Les analyses pratiquées après les autopsies par Faustino Malagutti professeur de chimie à la faculté des sciences de Rennes révèlent un empoisonnement à l’arsenic.
Très vite, l’enquête dépasse le cadre rennais, un lien est établi entre les empoisonnements de Rennes et une série de morts violentes ayant eu lieu dans le Morbihan.
Hélène Jégado, La Jégado, est arrêtée, elle est accusée de 5 meurtres, de 5 tentatives d’empoisonnement et d’une dizaine de vols. Les anciens empoisonnements sont prescrits.
Son procès s’ouvre le 6 décembre 1851 aux assises d’Ille et Vilaine mais n’a que peu de retentissement au niveau national du fait du coup d’État de Louis Napoléon Bonaparte le 2 décembre.
C’est un procès sans preuves, sans mobile et l’expertise médicale des décès est encore à cette époque approximative.
Le député Jean Baptiste Baudin, médecin spécialisé dans les maladies de l’estomac, cité à comparaître au procès, trouve la mort sur les barricades du faubourg Saint Antoine le 3 décembre.
Les témoins défilent à la barre pendant 3 jours jusqu’au témoignage de Faustino Malagutti qui confirme la présence d’arsenic dans les corps et fait forte impression.
Maître Magloire Dorange tout jeune avocat de 24 ans, chargé de la défendre, plaide l’irresponsabilité et la folie de l’accusée mais avant tout contre la peine de mort.*
Hélène est… une erreur de la nature ou plutôt un fléau de Dieu.
Il demande sa grâce à Louis Napoléon Bonaparte, elle lui est refusée.
Le 14 décembre 1851 Hélène Jégado est condamnée à mort.
La veille de son exécution elle confesse à l’abbé Tiercelin une partie de ses crimes et le couperet tombe le matin du 26 février 1852 à 7 heures, place du Champ-de-Mars, devant une foule immense.
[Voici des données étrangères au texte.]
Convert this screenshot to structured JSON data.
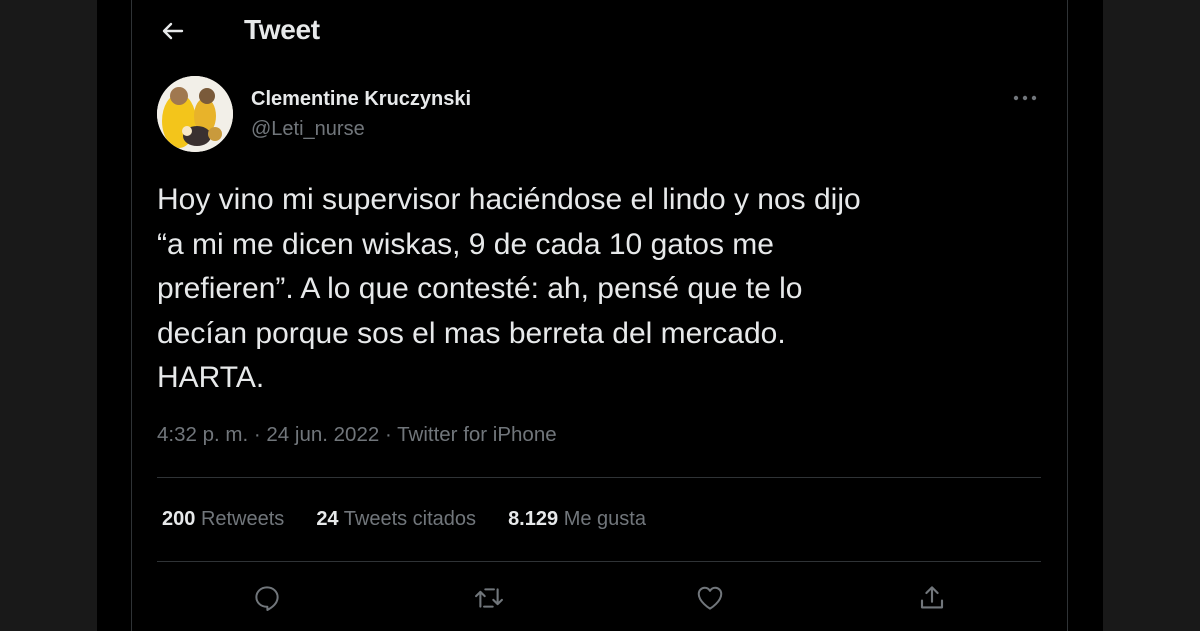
{
  "header": {
    "title": "Tweet",
    "back_icon": "arrow-left-icon"
  },
  "author": {
    "name": "Clementine Kruczynski",
    "handle": "@Leti_nurse",
    "avatar_colors": [
      "#f3c51b",
      "#f2efe8",
      "#8a6a4a"
    ]
  },
  "tweet": {
    "text": "Hoy vino mi supervisor haciéndose el lindo y nos dijo\n“a mi me dicen wiskas, 9 de cada 10 gatos me\nprefieren”. A lo que contesté: ah, pensé que te lo\ndecían porque sos el mas berreta del mercado.\nHARTA.",
    "time": "4:32 p. m.",
    "date": "24 jun. 2022",
    "source": "Twitter for iPhone",
    "separator": "·"
  },
  "stats": {
    "retweets_count": "200",
    "retweets_label": "Retweets",
    "quotes_count": "24",
    "quotes_label": "Tweets citados",
    "likes_count": "8.129",
    "likes_label": "Me gusta"
  },
  "actions": [
    "reply-icon",
    "retweet-icon",
    "like-icon",
    "share-icon"
  ],
  "colors": {
    "background": "#000000",
    "outer": "#191919",
    "text": "#e7e9ea",
    "secondary": "#71767b",
    "border": "#2f3336"
  }
}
Un masque mortuaire est réalisé, son corps est ensuite autopsié à la recherche d’une probable bosse du crime et ses restes déposés dans une fosse commune.
L’histoire de La Jégado a inspiré quantité de biographies, estampes, dessins, complaintes, documentaires, romans et un film Fleur de Tonnerre inspiré du roman de Jean Teulé.